Okay, so you may not be happy with my choice of shoes (I'm looking at you, Ian!) but I think most of you have experienced what I wrote about earlier. That is, finding something you love on the runway or in a magazine, only to later discover it was never put into production.
Anyways, I mentioned that department store and boutique buyers have something to do with this. If no one puts in orders for these items, they won't be made. But my very knowledgeable friend Jessica Gold, who runs a fashion business consultancy called JG and Co., has a much more in-depth, educated explanation that I thought I'd share with you:
"You're right-this stuff happens all the time.
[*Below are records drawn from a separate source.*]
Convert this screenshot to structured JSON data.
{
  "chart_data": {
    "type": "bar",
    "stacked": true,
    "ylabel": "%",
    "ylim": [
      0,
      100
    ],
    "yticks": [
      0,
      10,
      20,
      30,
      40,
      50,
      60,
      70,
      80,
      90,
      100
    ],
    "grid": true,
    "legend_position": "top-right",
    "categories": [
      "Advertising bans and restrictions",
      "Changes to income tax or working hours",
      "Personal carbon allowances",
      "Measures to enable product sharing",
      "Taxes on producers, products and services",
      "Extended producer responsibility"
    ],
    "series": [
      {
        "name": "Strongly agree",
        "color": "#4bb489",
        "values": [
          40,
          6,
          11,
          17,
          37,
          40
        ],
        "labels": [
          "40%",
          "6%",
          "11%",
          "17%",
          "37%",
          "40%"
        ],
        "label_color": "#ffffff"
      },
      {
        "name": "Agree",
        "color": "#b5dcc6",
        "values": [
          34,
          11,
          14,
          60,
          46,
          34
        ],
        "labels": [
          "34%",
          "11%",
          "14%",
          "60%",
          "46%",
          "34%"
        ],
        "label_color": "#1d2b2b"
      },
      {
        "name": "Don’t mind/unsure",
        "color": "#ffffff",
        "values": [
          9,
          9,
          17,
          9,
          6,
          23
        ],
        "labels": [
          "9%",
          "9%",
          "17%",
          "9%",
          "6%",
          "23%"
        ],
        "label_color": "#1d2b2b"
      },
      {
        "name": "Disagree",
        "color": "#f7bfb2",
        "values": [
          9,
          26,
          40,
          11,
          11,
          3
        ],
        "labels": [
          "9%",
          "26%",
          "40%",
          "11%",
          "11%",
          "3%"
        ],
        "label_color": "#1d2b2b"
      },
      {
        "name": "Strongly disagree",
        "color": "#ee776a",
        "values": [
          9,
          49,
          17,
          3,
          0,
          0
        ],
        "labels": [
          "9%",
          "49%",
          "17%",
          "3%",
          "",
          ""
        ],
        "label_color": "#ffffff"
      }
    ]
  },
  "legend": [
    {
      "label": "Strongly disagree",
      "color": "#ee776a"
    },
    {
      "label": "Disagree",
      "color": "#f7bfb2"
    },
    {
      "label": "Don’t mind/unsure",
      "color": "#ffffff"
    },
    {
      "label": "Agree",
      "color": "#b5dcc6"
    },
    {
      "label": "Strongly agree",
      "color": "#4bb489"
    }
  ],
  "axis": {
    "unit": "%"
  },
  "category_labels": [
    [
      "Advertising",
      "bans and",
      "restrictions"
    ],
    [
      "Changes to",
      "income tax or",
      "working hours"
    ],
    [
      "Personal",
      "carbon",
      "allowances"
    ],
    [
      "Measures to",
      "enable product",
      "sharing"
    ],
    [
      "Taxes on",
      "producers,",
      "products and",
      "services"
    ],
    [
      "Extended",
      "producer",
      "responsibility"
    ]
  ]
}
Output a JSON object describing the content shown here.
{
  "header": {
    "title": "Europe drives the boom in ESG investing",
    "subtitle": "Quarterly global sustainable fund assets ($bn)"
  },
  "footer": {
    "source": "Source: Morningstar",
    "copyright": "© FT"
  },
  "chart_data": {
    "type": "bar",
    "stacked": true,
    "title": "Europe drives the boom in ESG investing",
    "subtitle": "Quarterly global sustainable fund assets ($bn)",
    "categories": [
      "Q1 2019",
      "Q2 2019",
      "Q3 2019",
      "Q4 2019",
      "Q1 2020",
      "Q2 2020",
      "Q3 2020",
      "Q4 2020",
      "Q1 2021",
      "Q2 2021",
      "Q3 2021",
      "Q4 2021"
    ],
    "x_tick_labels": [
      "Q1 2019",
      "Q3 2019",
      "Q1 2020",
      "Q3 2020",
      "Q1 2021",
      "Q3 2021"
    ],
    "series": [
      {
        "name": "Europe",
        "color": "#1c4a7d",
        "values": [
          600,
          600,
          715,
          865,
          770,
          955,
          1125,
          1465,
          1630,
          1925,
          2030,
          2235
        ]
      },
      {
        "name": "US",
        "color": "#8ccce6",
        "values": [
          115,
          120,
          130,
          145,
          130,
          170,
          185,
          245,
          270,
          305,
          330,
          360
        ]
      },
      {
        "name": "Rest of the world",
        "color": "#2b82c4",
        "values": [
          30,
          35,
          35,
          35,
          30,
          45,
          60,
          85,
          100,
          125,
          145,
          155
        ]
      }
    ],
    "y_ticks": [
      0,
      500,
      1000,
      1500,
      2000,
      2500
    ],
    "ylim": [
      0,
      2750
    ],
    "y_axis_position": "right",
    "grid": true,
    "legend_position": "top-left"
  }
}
But it's not exactly anyone's fault, It's the process' fault.
As you point out, the first problem is the fashion cycle. All of these companies are on this wild ride to present editors, boutiques, dept stores, international accounts the best, hottest most fashion-forward pieces. In reality, what sells in showrooms and at trade shows is either a more basic color of an item, a cheaper version of an item, wardrobe basics, etc.
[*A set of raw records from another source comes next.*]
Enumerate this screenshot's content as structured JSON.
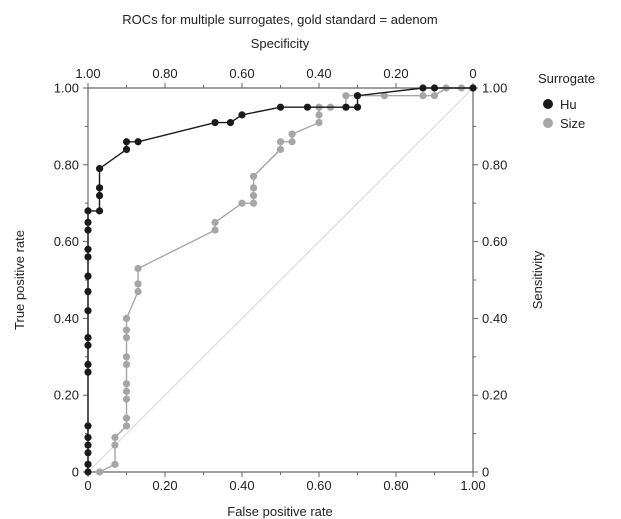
{
  "chart_data": {
    "type": "line",
    "title": "ROCs for multiple surrogates, gold standard = adenom",
    "xlabel": "False positive rate",
    "ylabel": "True positive rate",
    "x2label": "Specificity",
    "y2label": "Sensitivity",
    "xlim": [
      0,
      1
    ],
    "ylim": [
      0,
      1
    ],
    "x_ticks": [
      "0",
      "0.20",
      "0.40",
      "0.60",
      "0.80",
      "1.00"
    ],
    "y_ticks": [
      "0",
      "0.20",
      "0.40",
      "0.60",
      "0.80",
      "1.00"
    ],
    "x2_ticks": [
      "1.00",
      "0.80",
      "0.60",
      "0.40",
      "0.20",
      "0"
    ],
    "y2_ticks": [
      "0",
      "0.20",
      "0.40",
      "0.60",
      "0.80",
      "1.00"
    ],
    "grid": false,
    "legend": {
      "title": "Surrogate",
      "position": "right"
    },
    "series": [
      {
        "name": "Hu",
        "color": "#1a1a1a",
        "points": [
          [
            0,
            0
          ],
          [
            0,
            0.02
          ],
          [
            0,
            0.05
          ],
          [
            0,
            0.07
          ],
          [
            0,
            0.09
          ],
          [
            0,
            0.12
          ],
          [
            0,
            0.26
          ],
          [
            0,
            0.28
          ],
          [
            0,
            0.33
          ],
          [
            0,
            0.35
          ],
          [
            0,
            0.42
          ],
          [
            0,
            0.47
          ],
          [
            0,
            0.51
          ],
          [
            0,
            0.56
          ],
          [
            0,
            0.58
          ],
          [
            0,
            0.63
          ],
          [
            0,
            0.65
          ],
          [
            0,
            0.68
          ],
          [
            0.03,
            0.68
          ],
          [
            0.03,
            0.72
          ],
          [
            0.03,
            0.74
          ],
          [
            0.03,
            0.79
          ],
          [
            0.1,
            0.84
          ],
          [
            0.1,
            0.86
          ],
          [
            0.13,
            0.86
          ],
          [
            0.33,
            0.91
          ],
          [
            0.37,
            0.91
          ],
          [
            0.4,
            0.93
          ],
          [
            0.5,
            0.95
          ],
          [
            0.57,
            0.95
          ],
          [
            0.67,
            0.95
          ],
          [
            0.7,
            0.95
          ],
          [
            0.7,
            0.98
          ],
          [
            0.87,
            1.0
          ],
          [
            0.9,
            1.0
          ],
          [
            1.0,
            1.0
          ]
        ]
      },
      {
        "name": "Size",
        "color": "#a6a6a6",
        "points": [
          [
            0.03,
            0
          ],
          [
            0.07,
            0.02
          ],
          [
            0.07,
            0.07
          ],
          [
            0.07,
            0.09
          ],
          [
            0.1,
            0.12
          ],
          [
            0.1,
            0.14
          ],
          [
            0.1,
            0.19
          ],
          [
            0.1,
            0.21
          ],
          [
            0.1,
            0.23
          ],
          [
            0.1,
            0.28
          ],
          [
            0.1,
            0.3
          ],
          [
            0.1,
            0.35
          ],
          [
            0.1,
            0.37
          ],
          [
            0.1,
            0.4
          ],
          [
            0.13,
            0.47
          ],
          [
            0.13,
            0.49
          ],
          [
            0.13,
            0.53
          ],
          [
            0.33,
            0.63
          ],
          [
            0.33,
            0.65
          ],
          [
            0.4,
            0.7
          ],
          [
            0.43,
            0.7
          ],
          [
            0.43,
            0.72
          ],
          [
            0.43,
            0.74
          ],
          [
            0.43,
            0.77
          ],
          [
            0.5,
            0.84
          ],
          [
            0.5,
            0.86
          ],
          [
            0.53,
            0.86
          ],
          [
            0.53,
            0.88
          ],
          [
            0.6,
            0.91
          ],
          [
            0.6,
            0.93
          ],
          [
            0.6,
            0.95
          ],
          [
            0.63,
            0.95
          ],
          [
            0.67,
            0.95
          ],
          [
            0.67,
            0.98
          ],
          [
            0.7,
            0.98
          ],
          [
            0.77,
            0.98
          ],
          [
            0.87,
            0.98
          ],
          [
            0.9,
            0.98
          ],
          [
            0.93,
            1.0
          ],
          [
            0.97,
            1.0
          ],
          [
            1.0,
            1.0
          ]
        ]
      }
    ],
    "reference_line": {
      "from": [
        0,
        0
      ],
      "to": [
        1,
        1
      ],
      "color": "#dcdcdc"
    }
  }
}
However, the actual problem is more complex. Even if there is interest in an editorial piece by a boutique or department store's buyers, if the demand doesn't reach the minimum they need to produce, it just never gets made. The buyers are pure number crunchers and are dealing only with wholesale or retail projections. The editorial stuff they mostly see as fluff that doesn't impact numbers.
Another part of the puzzle is PR, which needs to present editors with stand-out, amazing stuff that can be picked up for magazines or blogs. Often the sample was very expensive to produce and the companies just don't have the dollars to make mass amounts of them if there is no assurance it will sell. Again, the timing is also not lined up properly--magazines work many months out and pieces are sometimes dropped last-minute. [Which explains why I can't get my Sigerson Morrison's.]
The last part of the puzzle is everyone--in the business and regular shoppers alike--is seeing runway pieces and samples online the second they are shown to editors. This is both good and bad. Excitement is built. But buys are based on wholesale and so the average consumer really does lose their say. And of course it's upsetting when the pieces companies couldn't afford to make never show up in stores."